Some say Pizzi was tipped off by someone once the investigation got to the state attorney’s office and that is why the next time McGrath mentioned it, Pizzi slipped him a piece of paper that said he would call him. And that is why he never did call him.
For those of you who wonder where Pizzi might get $100,000, allow me to introduce one of the other incidents our locals ignored and that is under investigation by the feds — the “theft” of $200,000 from Pizzi’s office in 2009, shortly followed by a fire many suspect Pizzi started himself (or someone he trusts, like a McGrath type), which they are also looking into.
Maybe the feds should talk a little more with McGrath now that they are looking into Pizzi’s past. And they likely will talk to McGrath more, since they already talked to Joe Carillo, who called them again Sunday to add that McGrath was the guy who called him in 2009 to see if he could “recover” the “stolen” $200K.
Carillo had already talked to the FBI about the $200,000. He was the one who Pizzi called in 2009 about it to recover the funds.
“I need you to come to my office, where he told me that from his credenza, someone came in and stole $200,000. ‘They left me with $12,000,’ he told me,” Carillo told Ladra.
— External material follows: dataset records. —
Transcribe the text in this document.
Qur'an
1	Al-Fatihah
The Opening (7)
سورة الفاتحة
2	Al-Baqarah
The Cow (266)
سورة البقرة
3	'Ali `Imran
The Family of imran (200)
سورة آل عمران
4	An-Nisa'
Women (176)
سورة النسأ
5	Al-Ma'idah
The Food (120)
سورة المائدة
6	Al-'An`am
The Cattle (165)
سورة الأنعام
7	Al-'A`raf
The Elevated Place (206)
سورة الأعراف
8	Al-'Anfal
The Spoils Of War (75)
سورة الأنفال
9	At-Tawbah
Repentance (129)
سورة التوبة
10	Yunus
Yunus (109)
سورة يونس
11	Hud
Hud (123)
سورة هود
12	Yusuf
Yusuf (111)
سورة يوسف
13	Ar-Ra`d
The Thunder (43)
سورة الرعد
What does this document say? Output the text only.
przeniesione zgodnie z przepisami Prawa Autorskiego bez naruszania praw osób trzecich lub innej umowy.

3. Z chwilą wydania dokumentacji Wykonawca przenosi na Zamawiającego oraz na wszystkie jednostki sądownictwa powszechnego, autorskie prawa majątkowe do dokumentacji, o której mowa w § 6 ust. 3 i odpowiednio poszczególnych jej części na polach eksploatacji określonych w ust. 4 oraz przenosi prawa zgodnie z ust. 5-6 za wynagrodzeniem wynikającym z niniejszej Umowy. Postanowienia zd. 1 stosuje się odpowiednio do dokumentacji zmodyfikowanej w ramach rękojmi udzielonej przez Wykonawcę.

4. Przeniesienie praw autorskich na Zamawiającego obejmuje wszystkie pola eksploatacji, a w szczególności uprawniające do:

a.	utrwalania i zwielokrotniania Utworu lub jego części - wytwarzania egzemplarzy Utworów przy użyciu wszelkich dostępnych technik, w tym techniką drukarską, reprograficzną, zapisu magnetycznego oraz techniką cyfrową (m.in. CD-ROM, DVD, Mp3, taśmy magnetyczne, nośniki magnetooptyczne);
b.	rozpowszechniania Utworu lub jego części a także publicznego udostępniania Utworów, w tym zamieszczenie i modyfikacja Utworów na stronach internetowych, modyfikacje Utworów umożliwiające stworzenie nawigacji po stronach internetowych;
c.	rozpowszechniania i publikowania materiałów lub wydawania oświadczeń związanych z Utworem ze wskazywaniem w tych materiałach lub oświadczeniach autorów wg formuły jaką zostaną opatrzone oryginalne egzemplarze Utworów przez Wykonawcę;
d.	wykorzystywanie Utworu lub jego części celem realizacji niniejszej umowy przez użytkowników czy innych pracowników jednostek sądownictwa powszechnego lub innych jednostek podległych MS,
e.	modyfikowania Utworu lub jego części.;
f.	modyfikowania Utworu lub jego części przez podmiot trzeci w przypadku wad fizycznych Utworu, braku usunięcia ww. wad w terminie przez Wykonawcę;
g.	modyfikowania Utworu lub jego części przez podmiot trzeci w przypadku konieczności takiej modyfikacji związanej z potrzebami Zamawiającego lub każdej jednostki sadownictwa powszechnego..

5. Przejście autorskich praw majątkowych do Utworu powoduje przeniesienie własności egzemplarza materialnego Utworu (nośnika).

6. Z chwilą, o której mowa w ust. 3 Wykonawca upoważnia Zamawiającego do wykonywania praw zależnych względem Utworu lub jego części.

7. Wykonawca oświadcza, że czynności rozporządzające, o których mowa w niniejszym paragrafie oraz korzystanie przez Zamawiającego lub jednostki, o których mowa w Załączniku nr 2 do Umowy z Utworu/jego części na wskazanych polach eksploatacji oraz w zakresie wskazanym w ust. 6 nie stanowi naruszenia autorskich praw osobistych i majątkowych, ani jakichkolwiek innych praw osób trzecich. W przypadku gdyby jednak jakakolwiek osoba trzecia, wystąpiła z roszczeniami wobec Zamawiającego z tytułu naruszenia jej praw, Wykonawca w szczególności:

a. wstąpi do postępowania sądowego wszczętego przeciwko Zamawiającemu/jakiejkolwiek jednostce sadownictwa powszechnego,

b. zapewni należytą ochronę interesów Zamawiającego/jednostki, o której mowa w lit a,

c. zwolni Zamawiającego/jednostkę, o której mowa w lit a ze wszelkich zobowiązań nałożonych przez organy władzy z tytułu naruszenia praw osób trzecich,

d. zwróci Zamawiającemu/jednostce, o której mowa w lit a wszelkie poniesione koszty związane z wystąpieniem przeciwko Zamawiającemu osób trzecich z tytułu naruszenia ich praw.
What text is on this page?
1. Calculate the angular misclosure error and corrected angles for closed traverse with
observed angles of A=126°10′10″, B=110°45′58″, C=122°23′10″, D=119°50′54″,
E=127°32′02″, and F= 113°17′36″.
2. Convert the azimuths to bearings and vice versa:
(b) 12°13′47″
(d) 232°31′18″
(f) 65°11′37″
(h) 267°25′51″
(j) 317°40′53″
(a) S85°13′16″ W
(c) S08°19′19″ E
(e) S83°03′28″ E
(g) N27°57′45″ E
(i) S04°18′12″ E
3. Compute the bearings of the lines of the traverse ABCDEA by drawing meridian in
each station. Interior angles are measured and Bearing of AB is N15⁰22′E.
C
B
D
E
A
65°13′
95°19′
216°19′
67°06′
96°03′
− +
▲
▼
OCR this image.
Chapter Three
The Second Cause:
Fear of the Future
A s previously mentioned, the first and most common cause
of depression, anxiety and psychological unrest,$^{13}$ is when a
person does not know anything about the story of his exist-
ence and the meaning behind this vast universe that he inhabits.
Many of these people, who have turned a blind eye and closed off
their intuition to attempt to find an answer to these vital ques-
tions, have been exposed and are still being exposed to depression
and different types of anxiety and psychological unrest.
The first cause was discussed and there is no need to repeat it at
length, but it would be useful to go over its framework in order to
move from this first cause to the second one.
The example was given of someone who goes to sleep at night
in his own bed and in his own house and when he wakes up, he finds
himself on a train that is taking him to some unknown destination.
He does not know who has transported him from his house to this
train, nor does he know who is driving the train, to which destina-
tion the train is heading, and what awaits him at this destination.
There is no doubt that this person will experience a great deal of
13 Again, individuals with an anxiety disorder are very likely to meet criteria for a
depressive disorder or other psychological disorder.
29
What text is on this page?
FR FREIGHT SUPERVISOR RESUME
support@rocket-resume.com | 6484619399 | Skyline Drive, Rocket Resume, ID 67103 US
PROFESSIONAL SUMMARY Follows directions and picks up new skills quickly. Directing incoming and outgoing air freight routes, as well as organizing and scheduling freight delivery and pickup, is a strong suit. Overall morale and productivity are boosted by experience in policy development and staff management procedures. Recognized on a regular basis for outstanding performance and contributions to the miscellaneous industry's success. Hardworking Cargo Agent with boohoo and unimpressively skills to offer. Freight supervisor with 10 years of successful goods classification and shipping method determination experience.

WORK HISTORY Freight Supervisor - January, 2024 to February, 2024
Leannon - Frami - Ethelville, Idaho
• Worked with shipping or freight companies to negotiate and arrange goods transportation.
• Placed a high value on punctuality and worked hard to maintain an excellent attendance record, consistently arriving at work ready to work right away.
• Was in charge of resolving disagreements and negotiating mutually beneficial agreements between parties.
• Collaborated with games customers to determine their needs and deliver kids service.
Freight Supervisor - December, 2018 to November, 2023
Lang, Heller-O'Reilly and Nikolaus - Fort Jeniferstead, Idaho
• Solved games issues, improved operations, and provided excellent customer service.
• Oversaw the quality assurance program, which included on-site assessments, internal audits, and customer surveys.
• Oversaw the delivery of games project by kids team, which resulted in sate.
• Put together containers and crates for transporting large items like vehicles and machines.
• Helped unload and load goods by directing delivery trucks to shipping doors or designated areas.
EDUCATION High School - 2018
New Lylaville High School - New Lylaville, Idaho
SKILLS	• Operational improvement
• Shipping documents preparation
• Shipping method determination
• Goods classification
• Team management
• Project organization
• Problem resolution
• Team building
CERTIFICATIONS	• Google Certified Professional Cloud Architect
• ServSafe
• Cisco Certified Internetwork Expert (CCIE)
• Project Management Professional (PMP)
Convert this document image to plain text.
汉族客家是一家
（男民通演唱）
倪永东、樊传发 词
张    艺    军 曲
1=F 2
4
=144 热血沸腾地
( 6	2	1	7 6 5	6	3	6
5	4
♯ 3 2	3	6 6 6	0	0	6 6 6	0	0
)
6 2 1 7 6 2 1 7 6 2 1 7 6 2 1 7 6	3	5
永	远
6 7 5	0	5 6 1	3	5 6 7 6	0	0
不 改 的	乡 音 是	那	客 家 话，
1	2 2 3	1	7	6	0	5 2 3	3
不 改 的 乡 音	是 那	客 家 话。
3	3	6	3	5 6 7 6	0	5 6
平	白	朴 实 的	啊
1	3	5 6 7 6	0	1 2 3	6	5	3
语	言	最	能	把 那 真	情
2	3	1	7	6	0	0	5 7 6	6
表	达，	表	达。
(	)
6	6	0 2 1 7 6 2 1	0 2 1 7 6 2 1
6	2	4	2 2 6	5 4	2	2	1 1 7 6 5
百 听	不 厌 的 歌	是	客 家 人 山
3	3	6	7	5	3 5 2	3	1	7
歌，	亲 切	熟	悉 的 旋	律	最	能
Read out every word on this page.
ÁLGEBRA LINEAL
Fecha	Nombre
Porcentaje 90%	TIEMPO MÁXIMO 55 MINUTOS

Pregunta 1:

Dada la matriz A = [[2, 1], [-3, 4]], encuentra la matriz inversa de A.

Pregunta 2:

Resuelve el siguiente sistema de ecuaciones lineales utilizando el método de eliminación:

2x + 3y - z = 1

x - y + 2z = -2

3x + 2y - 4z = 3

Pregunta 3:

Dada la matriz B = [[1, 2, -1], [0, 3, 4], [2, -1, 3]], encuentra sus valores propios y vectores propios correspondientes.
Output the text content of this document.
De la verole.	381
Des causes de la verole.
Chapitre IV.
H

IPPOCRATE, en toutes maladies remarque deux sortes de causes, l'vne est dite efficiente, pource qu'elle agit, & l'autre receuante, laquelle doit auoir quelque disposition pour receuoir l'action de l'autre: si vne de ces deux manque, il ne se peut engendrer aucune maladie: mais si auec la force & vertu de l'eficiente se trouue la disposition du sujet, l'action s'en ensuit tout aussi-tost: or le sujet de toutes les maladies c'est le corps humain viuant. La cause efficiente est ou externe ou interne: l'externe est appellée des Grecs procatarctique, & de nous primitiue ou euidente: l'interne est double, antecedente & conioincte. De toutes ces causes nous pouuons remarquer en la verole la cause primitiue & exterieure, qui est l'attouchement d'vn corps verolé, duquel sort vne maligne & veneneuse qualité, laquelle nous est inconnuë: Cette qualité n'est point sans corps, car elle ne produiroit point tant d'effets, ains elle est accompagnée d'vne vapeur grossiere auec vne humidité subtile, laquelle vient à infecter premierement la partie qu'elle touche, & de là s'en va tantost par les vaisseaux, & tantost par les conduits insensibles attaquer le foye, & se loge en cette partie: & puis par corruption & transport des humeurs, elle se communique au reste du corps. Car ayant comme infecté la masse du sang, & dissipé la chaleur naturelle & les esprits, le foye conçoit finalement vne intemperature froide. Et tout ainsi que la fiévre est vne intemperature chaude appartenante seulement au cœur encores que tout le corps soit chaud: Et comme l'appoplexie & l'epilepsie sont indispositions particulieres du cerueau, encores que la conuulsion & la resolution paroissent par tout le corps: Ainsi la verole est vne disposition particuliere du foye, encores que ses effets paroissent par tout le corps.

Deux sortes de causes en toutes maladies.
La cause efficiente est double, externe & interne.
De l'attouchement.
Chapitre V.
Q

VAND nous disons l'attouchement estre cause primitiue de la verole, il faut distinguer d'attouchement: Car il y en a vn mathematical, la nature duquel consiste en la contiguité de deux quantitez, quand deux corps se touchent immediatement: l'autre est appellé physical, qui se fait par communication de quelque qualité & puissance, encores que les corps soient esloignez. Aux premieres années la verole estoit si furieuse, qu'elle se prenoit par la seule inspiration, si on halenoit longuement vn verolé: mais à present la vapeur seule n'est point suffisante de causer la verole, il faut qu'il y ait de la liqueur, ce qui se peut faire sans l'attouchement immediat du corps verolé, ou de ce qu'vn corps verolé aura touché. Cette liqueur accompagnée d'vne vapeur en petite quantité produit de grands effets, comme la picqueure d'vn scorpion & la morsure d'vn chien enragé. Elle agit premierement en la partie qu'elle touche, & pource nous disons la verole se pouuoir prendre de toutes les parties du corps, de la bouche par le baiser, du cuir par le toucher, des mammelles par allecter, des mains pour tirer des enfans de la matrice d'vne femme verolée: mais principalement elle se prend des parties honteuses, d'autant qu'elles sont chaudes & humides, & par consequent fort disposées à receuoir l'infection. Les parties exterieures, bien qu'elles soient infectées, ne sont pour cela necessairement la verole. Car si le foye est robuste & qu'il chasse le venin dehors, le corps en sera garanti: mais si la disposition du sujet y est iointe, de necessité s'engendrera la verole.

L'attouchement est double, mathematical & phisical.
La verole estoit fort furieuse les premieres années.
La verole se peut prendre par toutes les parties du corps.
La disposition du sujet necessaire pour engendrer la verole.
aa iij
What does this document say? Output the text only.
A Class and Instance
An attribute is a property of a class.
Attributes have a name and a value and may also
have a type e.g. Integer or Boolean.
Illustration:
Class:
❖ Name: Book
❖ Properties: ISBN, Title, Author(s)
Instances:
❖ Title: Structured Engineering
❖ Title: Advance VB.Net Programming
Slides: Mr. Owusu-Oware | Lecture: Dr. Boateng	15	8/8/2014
But Pizzi did not want to call the police.
“Once he tells me that I’m not comfortable sitting in the seat I’m sitting in,” Carillo said, adding that when he left, he called his attorney, Fort Lauderdale’s Richard Rosenbaum and told him the story.
“He told me to contact law enforcement,” said Carillo, who promptly reported the incident to Miami-Dade Public Corruption Det. Luis Rodriguez, the same one who later said he was retaliated against by Miami-Dade Mayor Carlos “Not So Golden Boy” Gimenez (oh, and in a bizarre twist, Pizzi’s son, Stefan Pizzi, worked on Gimenez’s re-election phone bank).
This tip to police, like so many others, went nowhere.
Now with the feds, Carillo explained that McGrath must be a confidant of sorts that can be questioned about other things, since his name comes back to the number that called him a few days after he left Pizzi’s office on that day they talked about the $200K.
“I never got back to Michael Pizzi. I went to Costa Rica and I get a call in Costa Rica from this guy and he wants to know how I am doing on the recovery,” Carillo said. “I told him I wasn’t working on it and didn’t want to know anything about Pizzi or about him.”
After he read the name in the Herald story, Carillo put two and two together and gave the connection to the authorities.
Many of us have heard and talked for years about these allegations, which were always swept under the rug for one reason or another by the local authorities. Many of us suspected that was because Pizzi was some sort of informant (must have been at the state level) and that is what made him such a sin verguenza. Un descarado.
If nothing else, this taped discussion — even if a drunken joke, and haven’t people been convicted for joking around like that? — shows that he is not the kind of man you want to have in elected office.
Thank God for the feds. Looks like the cavalry is here.